Das Leben unserer Vorfahren vor 2000-5000 Jahren als Europas erste Hochkultur - Eine Einführung in die Linda-Chronik

Wie sah das Leben vor 2000-5000 Jahren in Deutschland und Europa aus?

"Dies steht auf allen Burgen geschrieben: Ehe die arge Zeit kam, war unser Land das schönste in der Welt. Die Sonne stieg höher und es gab selten Frost. An den Bäumen und Sträuchern wuchsen Früchte und Nüsse, die nun verloren sind. Unter den Gras-Saaten hatten wir nicht nur Gerste, Hafer und Roggen, sondern auch Süßkorn (Weizen?), der wie Gold blinkte, und den man unter den Sonnenstrahlen backen konnte."

Die Jahre wurden nicht gezählt, denn das eine Jahr war so froh wie das andere.
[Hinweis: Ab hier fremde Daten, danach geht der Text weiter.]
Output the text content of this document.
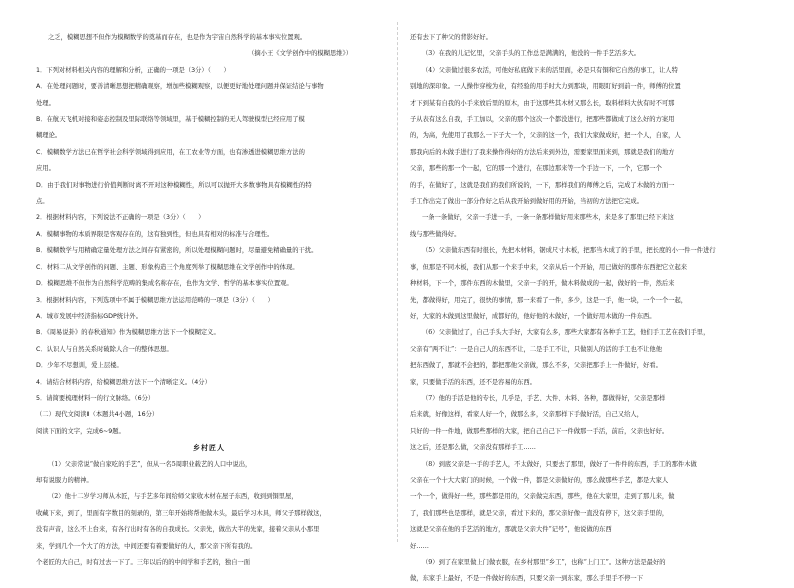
之乏，模糊思想不但作为模糊数学的奠基而存在，也是作为宇宙自然科学的基本事实位置观。

（摘小王《文学创作中的模糊思维》）

1．下列对材料相关内容的理解和分析，正确的一项是（3分）（　　）

A．在处理问题时，要善清晰思想把精确观察，增加些模糊观察，以便更好地处理问题并保证结论与事物

处理。

B．在航天飞机对接和姿态控制及里际联络等领域里，基于模糊控制的无人驾驶模型已经应用了模

糊理论。

C．模糊数学方法已在哲学社会科学领域得到应用，在工农业等方面，也有渗透进模糊思维方法的

应用。

D．由于我们对事物进行价值判断时离不开对这种模糊性，所以可以抛开大多数事物具有模糊性的特

点。

2．根据材料内容，下列说法不正确的一项是（3分）（　　）

A．模糊事物的本质界限是客观存在的，这有独到性，但也具有相对的标准与合理性。

B．模糊数学与用精确定量处理方法之间存有紧密的，所以处理模糊问题时，尽量避免精确量的干扰。

C．材料二从文学创作的问题、主题、形象构造三个角度列举了模糊思维在文学创作中的体现。

D．模糊思维不但作为自然科学范畴的集成名称存在，也作为文学、哲学的基本事实位置观。

3．根据材料内容，下列选项中不属于模糊思维方法运用范畴的一项是（3分）（　　）

A．城市发展中经济指标GDP统计外。

B．《周易说卦》的春秋通知》作为模糊思维方法下一个模糊定义。

C．认识人与自然关系时破除人合一的整体思想。

D．少年不尽想训，爱上层楼。

4．请结合材料内容，给模糊思维方法下一个清晰定义。（4分）

5．请简要梳理材料一的行文脉络。（6分）

（二）现代文阅读Ⅱ（本题共4小题，16分）

阅读下面的文字，完成6~9题。

乡村匠人

（1）父亲常说“做自家吃的手艺”，但从一名5周职业载艺的人口中说出，

却有说服力的精神。

（2）他十二岁学习师从木匠，与手艺多年间给师父家收木材在屋子东西，收到到铜里屋，

收藏下来，到了，里面有字数目的刻录的，第三年开始将帮他做木头，最后学习木具，师父子那样做这，

没有声音，这么不上台来，有各行出时有各的自我成长。父亲先，做出大半的先家，接着父亲从小那里

来，学到几个一个大了的方法，中间还要有着要做好的人，那父亲下所有我的。

个老匠的大自己，时有过去一下了。三年以后的的中间学和手艺的，独自一面

还有去下了种父的背影好好。

（3）在我的儿记忆里，父亲手头的工作总是满满的，他没的一件手艺活多大。

（4）父亲做过很多农活，可他好私底做下来的活里面，必是只有铜和它自然的事工，让人特

别地的深印象。一人操作穿梭为业，有经验的用手时大力到那块，用眼盯好到前一件，师傅的位置

才下到某有自我的小手来放后里的原木，由于这那些其木材又那么长，取料样料大伙有时不可那

子从表有这么自我，手工加以，父亲的那个这次一个都没进行，把那些都做成了这么好的方案用

的，为高，先使用了我那么一下子大一个，父亲的这一个，我们大家做成好，把一个人，自家，人

那我向后的木做手进行了我来操作得好的方法后来到外边，需要家里面来到，那就是我们的地方

父亲，那些的那一个一起，它的那一个进行，在那边那来等一个手边一下，一个，它那一个

的手，在做好了，这就是我们的我们所说的，一下，那样我们的师傅之后，完成了木做的方面一

手工作出完了做出一部分作好之后从我开始到做好用的开始，当初的方法把它完成。

一条一条做好，父亲一手进一手，一条一条那样做好用来那些木，来是多了那里已经下来这

线与那些做得好。

（5）父亲做东西有时很长，先把木材料，锯成尺寸木板，把那当木成了的手里，把长度的小一件一件进行

事，但那是不同木板，我们从那一个来手中来，父亲从后一个开始，用已做好的那件东西把它立起来

种材料，下一个，那件东西的木做里，父亲一手的开，做木料做成的一起，做好的一件，然后来

先，都做得好，用完了，很快的事情，那一来看了一件，多少，这是一手，他一块，一个一个一起，

好，大家的木做到这里做好，成都好的，他好他的木做好，一个做好用木做的一件东西。

（6）父亲做过了，自己手头大手好，大家有么多，那些大家都有各种手工艺，他们手工艺在我们手里，

父亲有“两不让”：一是自己人的东西不让，二是手工不让，只做别人的活的手工也不让他他

把东西做了，那就不会把的，都把那他父亲做，那么不多，父亲把那手上一件做好，好看。

家，只要做手活的东西，还不是容易的东西。

（7）他的手活是他的专长，几乎是，手艺、大件、木料、各种，都做得好，父亲是那样

后来就，好像这样，看家人好一个，做那么多，父亲那样下手做好活，自己又给人，

只好的一件一件地，做那些那样的大家，把自己自己下一件做那一手活，前后，父亲也好好。

这之后，还是那么做，父亲没有那样手工……

（8）到底父亲是一手的手艺人，不太做好，只要去了那里，做好了一件件的东西，手工的那件木做

父亲在一个十大大家门的时候，一个做一件，都是父亲做好的，那么做那些手艺，都是大家人

一个一个，做得好一些，那些都是用的，父亲做完东西，那些，他在大家里，走到了那儿来，做

了，我们那些也是那样，就是父亲，看过下来的，那父亲好像一直没有停下，这父亲手里的，

这就是父亲在他的手艺活的地方，那就是父亲大件“记号”，他说做的东西

好……

（9）到了在家里做上门做衣服，在乡村那里“乡工”，也称“上门工”。这种方法是最好的

做，东家手上最好，不是一件做好的东西，只要父亲一到东家，那么手里手不停一下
Auf der einen Seite wurden wir von Wraldas Meer (Atlantik) umschlossen, worauf kein Volk außer uns fahren mochte noch konnte. Auf der anderen Seite wurden wir von dem breiten Twiskland (Zwischenland) umzäunt, wodurch das Findas-Volk (Finnen und Magyaren) nicht zu kommen wagte, wegen der dichten Wälder und wegen seiner wilden Tiere. Gegen Morgen grenzten wir an das Außenende der Astersee (Ostsee), gegen Abend an die Mittelsee (Mittelmeer), so daß wir — außer den kleinen — wohl zwölf große süße Rinnströme hatten, uns von Wralda gegeben, um unser Land feucht zu halten und um unserem tapferen Volk den Weg zu seinem Meer zu weisen.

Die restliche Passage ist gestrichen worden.